Laughing Gull (Larus atricilla)

The laughing gull is well named- its characteristic call is a loud ‘ha-ha-ha-hah-ha-haah-haah!’


The laughing gull is a small gull, measuring 40-43 cm in length- slightly smaller than a crow. Its body, neck, rump and tail are white. It has dark grey wings with black tips, a dark grey back, and a black head. It can be distinguished from other similar gulls by its dark red bill and feet, and by the trailing edges of its wings, which are white. In the winter, adult gulls have white faces and dingy grey heads, and dark grey-black bills. Juvenile gulls in their first and second seasons are more difficult to identify, but still show a characteristic combination of dark upper parts, a white rump and a white area on the rear edge of their wings.


The laughing gull breeds in a few isolated colonies along the coast of Nova Scotia, and at other locations along the Atlantic coast, reaching as far south as northern Venezuela. It winters on the Atlantic coast from North Carolina to northern South America, and on the Pacific coast from southern Mexico to Ecuador.


Laughing gulls inhabit open grassy, sandy or muddy areas along the Atlantic coast. Their diet is composed primarily of aquatic invertebrates, but they also eat insects, small fish, garbage and, occasionally, the eggs and young of other birds. These gulls feed mainly by picking food off the ground, but also dive from the air to catch organisms swimming near the water’s surface, and occasionally pursue other seabirds in order to steal their food. Their eggs and young are preyed upon by herring gulls, which often compete for nest sites within established colonies of laughing gulls.
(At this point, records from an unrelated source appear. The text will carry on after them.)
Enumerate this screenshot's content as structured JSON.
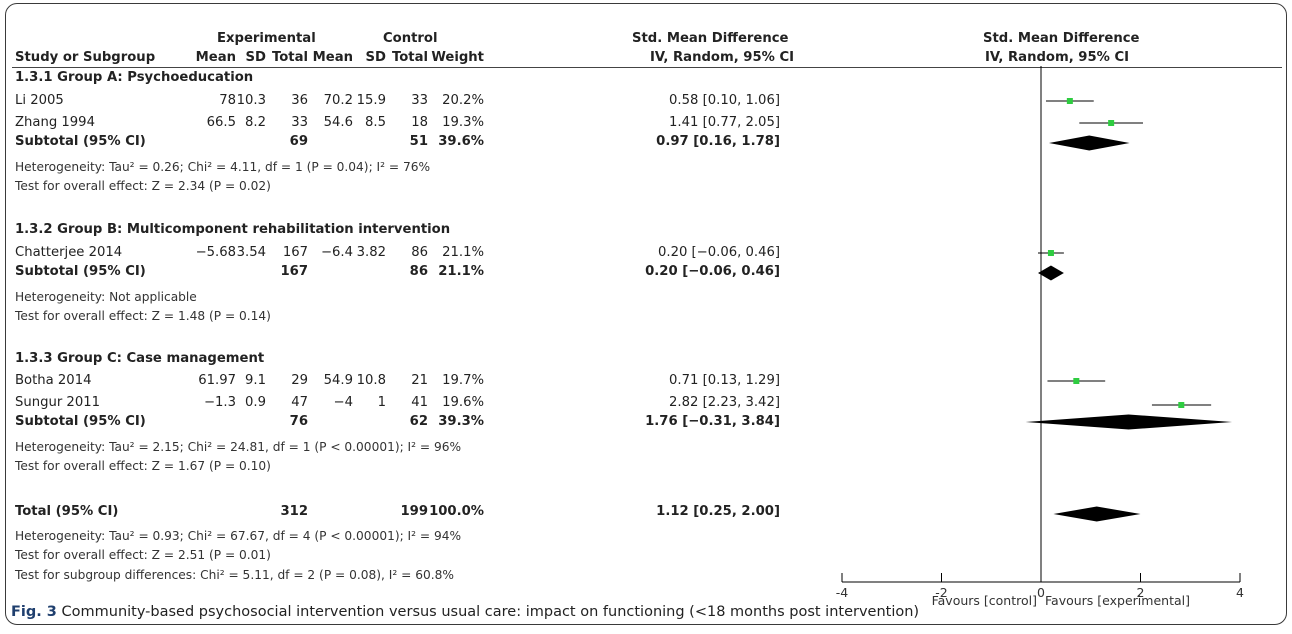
{
  "header": {
    "experimental": "Experimental",
    "control": "Control",
    "smd_table": "Std. Mean Difference",
    "smd_plot": "Std. Mean Difference",
    "study_or_subgroup": "Study or Subgroup",
    "mean": "Mean",
    "sd": "SD",
    "total": "Total",
    "weight": "Weight",
    "method_table": "IV, Random, 95% CI",
    "method_plot": "IV, Random, 95% CI"
  },
  "groups": [
    {
      "title": "1.3.1 Group A: Psychoeducation",
      "studies": [
        {
          "name": "Li 2005",
          "e_mean": "78",
          "e_sd": "10.3",
          "e_total": "36",
          "c_mean": "70.2",
          "c_sd": "15.9",
          "c_total": "33",
          "weight": "20.2%",
          "ci": "0.58 [0.10, 1.06]"
        },
        {
          "name": "Zhang 1994",
          "e_mean": "66.5",
          "e_sd": "8.2",
          "e_total": "33",
          "c_mean": "54.6",
          "c_sd": "8.5",
          "c_total": "18",
          "weight": "19.3%",
          "ci": "1.41 [0.77, 2.05]"
        }
      ],
      "subtotal": {
        "label": "Subtotal (95% CI)",
        "e_total": "69",
        "c_total": "51",
        "weight": "39.6%",
        "ci": "0.97 [0.16, 1.78]"
      },
      "heterogeneity": "Heterogeneity: Tau² = 0.26; Chi² = 4.11, df = 1 (P = 0.04); I² = 76%",
      "overall": "Test for overall effect: Z = 2.34 (P = 0.02)"
    },
    {
      "title": "1.3.2 Group B: Multicomponent rehabilitation intervention",
      "studies": [
        {
          "name": "Chatterjee 2014",
          "e_mean": "−5.68",
          "e_sd": "3.54",
          "e_total": "167",
          "c_mean": "−6.4",
          "c_sd": "3.82",
          "c_total": "86",
          "weight": "21.1%",
          "ci": "0.20 [−0.06, 0.46]"
        }
      ],
      "subtotal": {
        "label": "Subtotal (95% CI)",
        "e_total": "167",
        "c_total": "86",
        "weight": "21.1%",
        "ci": "0.20 [−0.06, 0.46]"
      },
      "heterogeneity": "Heterogeneity: Not applicable",
      "overall": "Test for overall effect: Z = 1.48 (P = 0.14)"
    },
    {
      "title": "1.3.3 Group C: Case management",
      "studies": [
        {
          "name": "Botha 2014",
          "e_mean": "61.97",
          "e_sd": "9.1",
          "e_total": "29",
          "c_mean": "54.9",
          "c_sd": "10.8",
          "c_total": "21",
          "weight": "19.7%",
          "ci": "0.71 [0.13, 1.29]"
        },
        {
          "name": "Sungur 2011",
          "e_mean": "−1.3",
          "e_sd": "0.9",
          "e_total": "47",
          "c_mean": "−4",
          "c_sd": "1",
          "c_total": "41",
          "weight": "19.6%",
          "ci": "2.82 [2.23, 3.42]"
        }
      ],
      "subtotal": {
        "label": "Subtotal (95% CI)",
        "e_total": "76",
        "c_total": "62",
        "weight": "39.3%",
        "ci": "1.76 [−0.31, 3.84]"
      },
      "heterogeneity": "Heterogeneity: Tau² = 2.15; Chi² = 24.81, df = 1 (P < 0.00001); I² = 96%",
      "overall": "Test for overall effect: Z = 1.67 (P = 0.10)"
    }
  ],
  "total": {
    "label": "Total (95% CI)",
    "e_total": "312",
    "c_total": "199",
    "weight": "100.0%",
    "ci": "1.12 [0.25, 2.00]"
  },
  "total_heterogeneity": "Heterogeneity: Tau² = 0.93; Chi² = 67.67, df = 4 (P < 0.00001); I² = 94%",
  "total_overall": "Test for overall effect: Z = 2.51 (P = 0.01)",
  "subgroup_differences": "Test for subgroup differences: Chi² = 5.11, df = 2 (P = 0.08), I² = 60.8%",
  "axis": {
    "favours_left": "Favours [control]",
    "favours_right": "Favours [experimental]"
  },
  "caption": {
    "fig_label": "Fig. 3",
    "text": " Community-based psychosocial intervention versus usual care: impact on functioning (<18 months post intervention)"
  },
  "colors": {
    "study_marker": "#2ecc40",
    "diamond": "#000000",
    "line": "#000000"
  },
  "chart_data": {
    "type": "forest",
    "xlim": [
      -4,
      4
    ],
    "xticks": [
      -4,
      -2,
      0,
      2,
      4
    ],
    "tick_labels": [
      "-4",
      "-2",
      "0",
      "2",
      "4"
    ],
    "studies": [
      {
        "name": "Li 2005",
        "est": 0.58,
        "lo": 0.1,
        "hi": 1.06,
        "weight": 20.2
      },
      {
        "name": "Zhang 1994",
        "est": 1.41,
        "lo": 0.77,
        "hi": 2.05,
        "weight": 19.3
      },
      {
        "name": "Chatterjee 2014",
        "est": 0.2,
        "lo": -0.06,
        "hi": 0.46,
        "weight": 21.1
      },
      {
        "name": "Botha 2014",
        "est": 0.71,
        "lo": 0.13,
        "hi": 1.29,
        "weight": 19.7
      },
      {
        "name": "Sungur 2011",
        "est": 2.82,
        "lo": 2.23,
        "hi": 3.42,
        "weight": 19.6
      }
    ],
    "subtotals": [
      {
        "name": "1.3.1 Group A: Psychoeducation",
        "est": 0.97,
        "lo": 0.16,
        "hi": 1.78
      },
      {
        "name": "1.3.2 Group B: Multicomponent rehabilitation intervention",
        "est": 0.2,
        "lo": -0.06,
        "hi": 0.46
      },
      {
        "name": "1.3.3 Group C: Case management",
        "est": 1.76,
        "lo": -0.31,
        "hi": 3.84
      }
    ],
    "total": {
      "name": "Total (95% CI)",
      "est": 1.12,
      "lo": 0.25,
      "hi": 2.0
    }
  }
}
These large colonies are usually located in sandy or marshy areas, often near river mouths or around dunes, where the birds can conceal their nests among patches of tall grass, shrubs or other vegetation.

In the breeding season, males display to potential mates by tossing their heads, uttering long calls, and crooning. Laughing gulls form monogamous pairs, which stay together to share the duties of building a nest and raising young. The ground nests consist of saucers woven from grass, twigs and other debris. The female lays 2-4 olive-brown, spotted eggs, which are incubated for 20 days.